Eine Umkehrung dieses Verhältnisses der Wirtschaft zur
Gesellschaft gibt die materialistische Geschichtsauffassung Marxens,
deren Ansicht man in die Worte kleiden könnte: Alle Gesellschaft
meint Wirtschaft, alles, was in der Gesellschaft und in der Geschichte
vorgeht, hat die Wirtschaft zur Ursache — ein Irrtum, der vielleicht
„genial“, aber zugleich auch barbarisch ist. Immerhin zeigt er das
methodologische Verhältnis von Wirtschaft und Gesellschaft in seiner
Weise an.
Die Wirtschaft als das dienende Mittel für alle Ziele, die in der
Gesellschaft auftreten, gleicht dem Blute des Organismus, das
ausnahmslos alle Glieder durchdringt und ernährt und in gewissem
Sinne die Werkstätte ihres Lebens und Gedeihens ist.
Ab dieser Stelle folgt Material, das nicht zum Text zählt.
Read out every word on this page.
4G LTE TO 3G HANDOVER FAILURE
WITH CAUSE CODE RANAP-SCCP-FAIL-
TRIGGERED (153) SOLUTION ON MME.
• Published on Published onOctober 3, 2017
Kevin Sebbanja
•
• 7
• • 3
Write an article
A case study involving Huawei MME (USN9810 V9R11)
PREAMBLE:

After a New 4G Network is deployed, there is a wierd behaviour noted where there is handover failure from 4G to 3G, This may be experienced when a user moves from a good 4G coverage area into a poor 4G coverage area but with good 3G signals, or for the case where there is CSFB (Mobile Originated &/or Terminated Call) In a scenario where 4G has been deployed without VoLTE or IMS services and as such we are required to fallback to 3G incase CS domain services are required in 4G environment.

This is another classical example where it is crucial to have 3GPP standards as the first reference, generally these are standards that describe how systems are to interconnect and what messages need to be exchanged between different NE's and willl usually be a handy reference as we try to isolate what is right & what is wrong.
Dies ist das Verhältnis der Wirtschaft als eines Teilganzen zu dem
übergeordneten größeren Ganzen der Gesellschaft
1
.
Nun der eine übergeordnete Gedankenkreis, der die Gesellschaft und
damit auch die Wirtschaftsauffassung beherrscht, der
Individualismus.
Genauer zu erklären, was Individualismus ist, kann hier nicht unsere
Aufgabe sein, das muß in der Gesellschaftslehre geschehen. Was aber
das Hauptproblem in der Gesellschaftslehre ist, ist hier nur eine
Vorfrage für uns, wir müssen uns daher gleichsam mit dem Stichworte
begnügen. Da ist nun zuerst der Individualismus eine der beiden
Denkformen, eine der beiden logischen Auffassungsweisen jedes
Kollektivganzen. Schon früher ergab er sich als jene Denkform, in der
das Individuum das Primäre, das Ganze aber das aus Individuen
Zusammengesetzte, das Sekundäre ist.
Das G a n z e ist dabei: eine Abstraktion, weil es außerhalb der
Individuen nicht existiert, es ist nur die Summe, die Vielheit der
Einzelnen, ein Pseudoganzes, ein bloßer Haufen, ein Aggregat statt
eines Organischen. Das Ganze „Staat“ z. B. ist dann etwa ein / Vertrag
der einzelnen Individuen; seine „Gesetze“ sind die Mittel der
1
Der Untersuchung dieser Frage ist zum guten Teile mein Buch: Fundament der
Volkswirtschaftslehre, Jena 1918, gewidmet. Vgl. besonders S. 19—82.